The Skeptical Entrepreneur is thunderstruck - yes, thunderstruck! - ladies and gentlemen, to read in Money's online edition that robust job growth in one career field is accompanied, hand-in-hand, by less-robust wage growth in that career field. Strike TSE down with a feather!
It seems that demand for home-healthcare aides is booming. Given that perennial demand for jobs has been exacerbated lately by a shortage of supply, folks are flocking to home-healthcare like carrion birds to . . . well . . . never mind, but suffice to say that demand for jobs has produced an abundant supply of workers, once the supply of jobs perked up to meet the demand. Clear as mud, right?
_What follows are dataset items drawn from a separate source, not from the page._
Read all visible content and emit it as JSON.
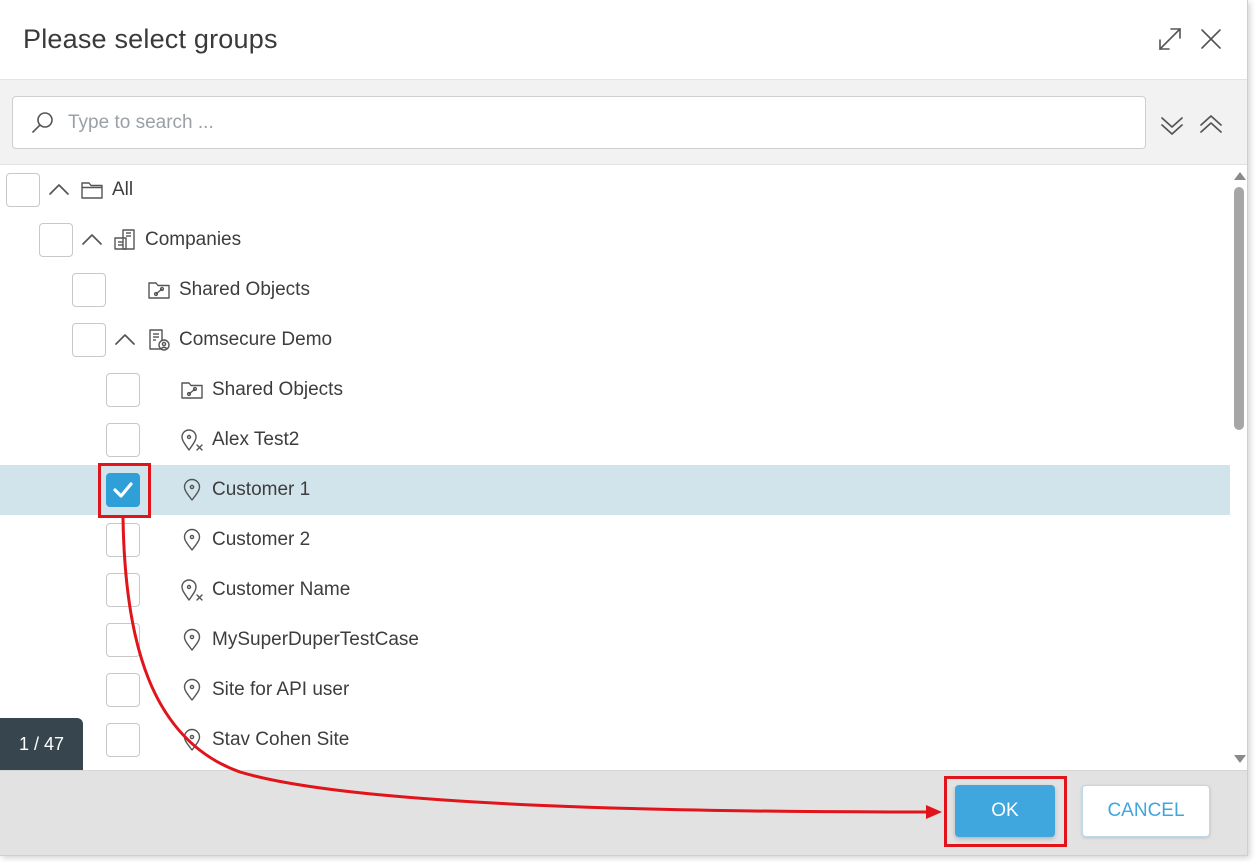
{
  "dialog": {
    "title": "Please select groups",
    "maximize_icon": "expand-arrows-icon",
    "close_icon": "close-x-icon"
  },
  "search": {
    "placeholder": "Type to search ...",
    "value": "",
    "icon": "search-icon",
    "expand_all_icon": "double-chevron-down-icon",
    "collapse_all_icon": "double-chevron-up-icon"
  },
  "tree": {
    "rows": [
      {
        "label": "All",
        "icon": "folder-icon",
        "expanded": true,
        "checked": false
      },
      {
        "label": "Companies",
        "icon": "companies-icon",
        "expanded": true,
        "checked": false
      },
      {
        "label": "Shared Objects",
        "icon": "shared-objects-icon",
        "checked": false
      },
      {
        "label": "Comsecure Demo",
        "icon": "company-icon",
        "expanded": true,
        "checked": false
      },
      {
        "label": "Shared Objects",
        "icon": "shared-objects-icon",
        "checked": false
      },
      {
        "label": "Alex Test2",
        "icon": "site-disabled-icon",
        "checked": false
      },
      {
        "label": "Customer 1",
        "icon": "site-pin-icon",
        "checked": true,
        "selected": true
      },
      {
        "label": "Customer 2",
        "icon": "site-pin-icon",
        "checked": false
      },
      {
        "label": "Customer Name",
        "icon": "site-disabled-icon",
        "checked": false
      },
      {
        "label": "MySuperDuperTestCase",
        "icon": "site-pin-icon",
        "checked": false
      },
      {
        "label": "Site for API user",
        "icon": "site-pin-icon",
        "checked": false
      },
      {
        "label": "Stav Cohen Site",
        "icon": "site-pin-icon",
        "checked": false
      }
    ]
  },
  "counter": {
    "text": "1 / 47"
  },
  "footer": {
    "ok_label": "OK",
    "cancel_label": "CANCEL"
  },
  "colors": {
    "accent": "#3fa6de",
    "checkbox_checked": "#2f9fd8",
    "selected_row": "#d1e4ec",
    "annotation": "#e0141a",
    "counter_bg": "#37454f"
  }
}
And, surprise, surprise, surprise, as the supply of workers has spiked in the home-healthcare-aide market, what has happened to the value of that commodity? Well, whatta ya know - the labor market behaves just like any other commodity market! The Skeptical Entrepreneur hardly knows for whom to weep first.
Shall The Skeptical Entrepreneur weep for Money's writer, who appears to have discovered laissez-faire, or at least free-market economics? Probably better to weep for the editor(s), who considered this a reasonable slant for the article, assigned it, edited it, and posted it, all with a straight face and the comfort of knowing they were providing a service for the infotainment-starved masses.
The Skeptical Entrepreneur declines to weep for the capitalists, who having planned their work (or, at least, having arranged economic conditions in such a way that consumers will stampede to any job, no matter how distasteful, for however small a pittance), are now working their plan.
Perhaps The Skeptical Entrepreneur should weep for his fellow Americans, who are so economically-illiterate that they need to be fed this sort of non-information, and will lap it up with scarcely an ironical gulp.
Perhaps The Skeptical Entrepreneur should weep for the academic economists, who, if they are as clueless as academic historians, could stand to hear "the circular flow of goods and services," and "commodity prices and supplies vary inversely with each other" just one more time, for old times's sake.
No, The Skeptical Entrepreneur reserves his tears for the poor dumb bastards who have flocked into home-healthcare aide work, especially those with shiny, new student-loan debt. It reminds TSE of the heady days of the MCSE boom in the mid-1990s, when TSE managed to avoid the stampede to second-class techno-geekery, being content to continue to flip hamburgers
As it turns out, Mark Twain was right: "History doesn't repeat itself, but it does rhyme."